What hardware doesn’t use fixed width integers?

[Jtsummers]

What's the context of your question? Did I say otherwise?

Some languages (what's being discussed here) give you arbitrary precision integers, like Lean. So the proof in the blog applies to Lean and any issues with things like -INT_MIN not existing isn't a factor in the proof. That's what's being discussed. The proof for C or Ada or something else with fixed-width integers will be different (and the algorithm, likely) to account for that difference and any other relevant differences.

[MobiusHorizons]

> If you knew your target system was using fixed-width integers, you'd use this.

Usually `system` in this context refers to the machine you run the program on, not the language itself, or at least that is how I interpreted it. I guess there used to be systems with BCD math supported by hardware, and I guess those could have variable precision. I'm not sure if it was arbitrary (ie it could still overflow), but one could presumably detect overflow and increase the memory allocation. But once you have a software system doing your math rather than a machine instruction it seems like you need to prove the correctness of that implementation not just the general concept.

[fc417fc802]

A language can provide arbitrary width integers while nonetheless being implemented on top of fixed width integers. In fact I'd say that's pretty typical.

[MobiusHorizons]

I mean sure, but at that point it's a library, so don't you need to prove the correctness of that library as well?

[fc417fc802]

To the same extent that you need to prove the correctness of the compiler and the language runtime I guess. Arbitrary width integers are a core feature of quite a few languages.

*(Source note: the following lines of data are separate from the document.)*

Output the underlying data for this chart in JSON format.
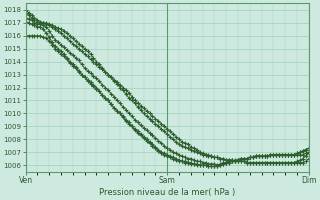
{
  "xlabel": "Pression niveau de la mer( hPa )",
  "bg_color": "#ceeae0",
  "grid_color": "#9ecfb8",
  "line_color": "#2d5e2d",
  "marker_color": "#2d5e2d",
  "ylim": [
    1005.5,
    1018.5
  ],
  "yticks": [
    1006,
    1007,
    1008,
    1009,
    1010,
    1011,
    1012,
    1013,
    1014,
    1015,
    1016,
    1017,
    1018
  ],
  "xtick_labels": [
    "Ven",
    "Sam",
    "Dim"
  ],
  "xtick_positions": [
    0,
    48,
    96
  ],
  "total_points": 97,
  "series": [
    [
      1018.0,
      1017.8,
      1017.6,
      1017.4,
      1017.2,
      1017.1,
      1017.0,
      1017.0,
      1016.9,
      1016.8,
      1016.7,
      1016.6,
      1016.5,
      1016.4,
      1016.2,
      1016.0,
      1015.8,
      1015.6,
      1015.4,
      1015.2,
      1015.0,
      1014.8,
      1014.6,
      1014.3,
      1014.0,
      1013.8,
      1013.5,
      1013.2,
      1013.0,
      1012.8,
      1012.5,
      1012.3,
      1012.0,
      1011.8,
      1011.5,
      1011.2,
      1011.0,
      1010.8,
      1010.5,
      1010.3,
      1010.0,
      1009.8,
      1009.6,
      1009.4,
      1009.2,
      1009.0,
      1008.8,
      1008.6,
      1008.4,
      1008.2,
      1008.0,
      1007.8,
      1007.6,
      1007.5,
      1007.4,
      1007.3,
      1007.2,
      1007.1,
      1007.0,
      1006.9,
      1006.8,
      1006.8,
      1006.7,
      1006.7,
      1006.6,
      1006.6,
      1006.5,
      1006.5,
      1006.4,
      1006.4,
      1006.4,
      1006.3,
      1006.3,
      1006.3,
      1006.3,
      1006.2,
      1006.2,
      1006.2,
      1006.2,
      1006.2,
      1006.2,
      1006.2,
      1006.2,
      1006.2,
      1006.2,
      1006.2,
      1006.2,
      1006.2,
      1006.2,
      1006.2,
      1006.2,
      1006.2,
      1006.2,
      1006.2,
      1006.2,
      1006.3,
      1006.5
    ],
    [
      1017.8,
      1017.6,
      1017.4,
      1017.2,
      1017.1,
      1017.0,
      1017.0,
      1016.9,
      1016.8,
      1016.7,
      1016.5,
      1016.4,
      1016.2,
      1016.0,
      1015.8,
      1015.6,
      1015.4,
      1015.2,
      1015.0,
      1014.8,
      1014.6,
      1014.4,
      1014.2,
      1014.0,
      1013.8,
      1013.6,
      1013.4,
      1013.2,
      1013.0,
      1012.8,
      1012.6,
      1012.4,
      1012.2,
      1012.0,
      1011.8,
      1011.6,
      1011.3,
      1011.0,
      1010.8,
      1010.6,
      1010.4,
      1010.2,
      1010.0,
      1009.8,
      1009.6,
      1009.4,
      1009.2,
      1009.0,
      1008.8,
      1008.6,
      1008.4,
      1008.2,
      1008.0,
      1007.8,
      1007.7,
      1007.6,
      1007.4,
      1007.3,
      1007.2,
      1007.0,
      1006.9,
      1006.8,
      1006.8,
      1006.7,
      1006.6,
      1006.6,
      1006.5,
      1006.5,
      1006.4,
      1006.4,
      1006.4,
      1006.3,
      1006.3,
      1006.3,
      1006.3,
      1006.2,
      1006.2,
      1006.2,
      1006.2,
      1006.2,
      1006.2,
      1006.2,
      1006.2,
      1006.2,
      1006.2,
      1006.2,
      1006.2,
      1006.2,
      1006.2,
      1006.2,
      1006.2,
      1006.2,
      1006.3,
      1006.4,
      1006.5,
      1006.7,
      1006.9
    ],
    [
      1017.4,
      1017.3,
      1017.2,
      1017.0,
      1016.9,
      1016.9,
      1016.8,
      1016.7,
      1016.4,
      1016.0,
      1015.7,
      1015.5,
      1015.3,
      1015.1,
      1014.9,
      1014.7,
      1014.5,
      1014.3,
      1014.1,
      1013.8,
      1013.5,
      1013.3,
      1013.1,
      1012.9,
      1012.7,
      1012.5,
      1012.2,
      1012.0,
      1011.8,
      1011.5,
      1011.3,
      1011.0,
      1010.8,
      1010.5,
      1010.3,
      1010.0,
      1009.8,
      1009.5,
      1009.3,
      1009.1,
      1008.9,
      1008.7,
      1008.5,
      1008.3,
      1008.1,
      1007.9,
      1007.7,
      1007.5,
      1007.3,
      1007.2,
      1007.0,
      1006.9,
      1006.8,
      1006.7,
      1006.6,
      1006.5,
      1006.5,
      1006.4,
      1006.3,
      1006.3,
      1006.2,
      1006.2,
      1006.1,
      1006.1,
      1006.1,
      1006.0,
      1006.1,
      1006.2,
      1006.2,
      1006.3,
      1006.3,
      1006.4,
      1006.4,
      1006.5,
      1006.5,
      1006.5,
      1006.6,
      1006.6,
      1006.7,
      1006.7,
      1006.7,
      1006.7,
      1006.7,
      1006.8,
      1006.8,
      1006.8,
      1006.8,
      1006.8,
      1006.8,
      1006.8,
      1006.8,
      1006.8,
      1006.8,
      1006.8,
      1006.8,
      1006.9,
      1007.0
    ],
    [
      1017.1,
      1017.0,
      1016.9,
      1016.8,
      1016.7,
      1016.7,
      1016.5,
      1016.2,
      1015.9,
      1015.5,
      1015.2,
      1015.0,
      1014.8,
      1014.6,
      1014.3,
      1014.0,
      1013.8,
      1013.6,
      1013.3,
      1013.0,
      1012.8,
      1012.6,
      1012.4,
      1012.2,
      1012.0,
      1011.7,
      1011.4,
      1011.2,
      1011.0,
      1010.7,
      1010.4,
      1010.2,
      1010.0,
      1009.7,
      1009.4,
      1009.2,
      1009.0,
      1008.7,
      1008.5,
      1008.3,
      1008.1,
      1007.9,
      1007.7,
      1007.5,
      1007.3,
      1007.1,
      1006.9,
      1006.8,
      1006.7,
      1006.6,
      1006.5,
      1006.4,
      1006.3,
      1006.3,
      1006.2,
      1006.2,
      1006.1,
      1006.1,
      1006.0,
      1006.0,
      1006.0,
      1006.0,
      1005.9,
      1005.9,
      1005.9,
      1005.9,
      1006.0,
      1006.1,
      1006.2,
      1006.2,
      1006.3,
      1006.3,
      1006.4,
      1006.5,
      1006.5,
      1006.5,
      1006.6,
      1006.6,
      1006.7,
      1006.7,
      1006.7,
      1006.7,
      1006.7,
      1006.8,
      1006.8,
      1006.8,
      1006.8,
      1006.8,
      1006.8,
      1006.8,
      1006.8,
      1006.8,
      1006.9,
      1007.0,
      1007.1,
      1007.2,
      1007.3
    ],
    [
      1016.0,
      1016.0,
      1016.0,
      1016.0,
      1016.0,
      1016.0,
      1015.9,
      1015.8,
      1015.6,
      1015.3,
      1015.0,
      1014.8,
      1014.6,
      1014.4,
      1014.2,
      1013.9,
      1013.7,
      1013.5,
      1013.2,
      1013.0,
      1012.8,
      1012.5,
      1012.3,
      1012.1,
      1011.9,
      1011.7,
      1011.4,
      1011.2,
      1011.0,
      1010.7,
      1010.4,
      1010.2,
      1010.0,
      1009.8,
      1009.5,
      1009.3,
      1009.0,
      1008.8,
      1008.6,
      1008.4,
      1008.2,
      1008.0,
      1007.8,
      1007.6,
      1007.4,
      1007.2,
      1007.0,
      1006.9,
      1006.8,
      1006.7,
      1006.6,
      1006.5,
      1006.4,
      1006.3,
      1006.3,
      1006.2,
      1006.2,
      1006.1,
      1006.1,
      1006.0,
      1006.0,
      1006.0,
      1005.9,
      1005.9,
      1005.9,
      1005.9,
      1006.0,
      1006.1,
      1006.2,
      1006.2,
      1006.3,
      1006.3,
      1006.4,
      1006.5,
      1006.5,
      1006.5,
      1006.6,
      1006.6,
      1006.7,
      1006.7,
      1006.7,
      1006.7,
      1006.7,
      1006.8,
      1006.8,
      1006.8,
      1006.8,
      1006.8,
      1006.8,
      1006.8,
      1006.8,
      1006.8,
      1006.9,
      1007.0,
      1007.1,
      1007.2,
      1007.3
    ]
  ]
}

Given Lean's raison d'etre it wouldn't surprise me if the relevant library code was verified. If using another language such as Python I think it would be fairly reasonable to take the underlying implementation on faith. If we're going to start questioning whether a core part of the runtime that implements basic arithmetic operations has bugs then why are we not also suspecting the operations provided by the CPU and other hardware?

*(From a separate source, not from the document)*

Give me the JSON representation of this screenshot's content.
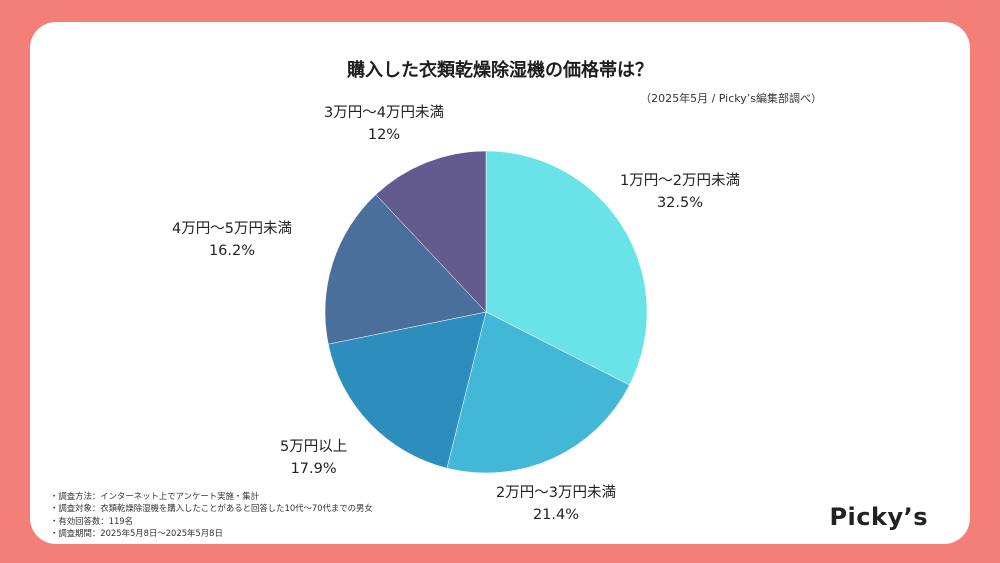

We probably should suspect those things, but as a matter of practicality we're going to need a boundary at present.

[bollu]

yes, Lean is executable, and the proof of natural numbers runs with arbitrary width integers. they're stored as tagged pointers, with upto 63bit numbers being normal numbers, and larger numbers become GMP encoded.

[ykonstant]

Lean is actually pretty easy to learn and code in; also, if you are not interested in extreme performance, it is pretty much ready for basic applications (not sure about async and co.).

The problem is that you want to be doing all your coding monadically (so that it looks like the familiar imperative style), and I think there are still many problems about doing proofs on monadic code.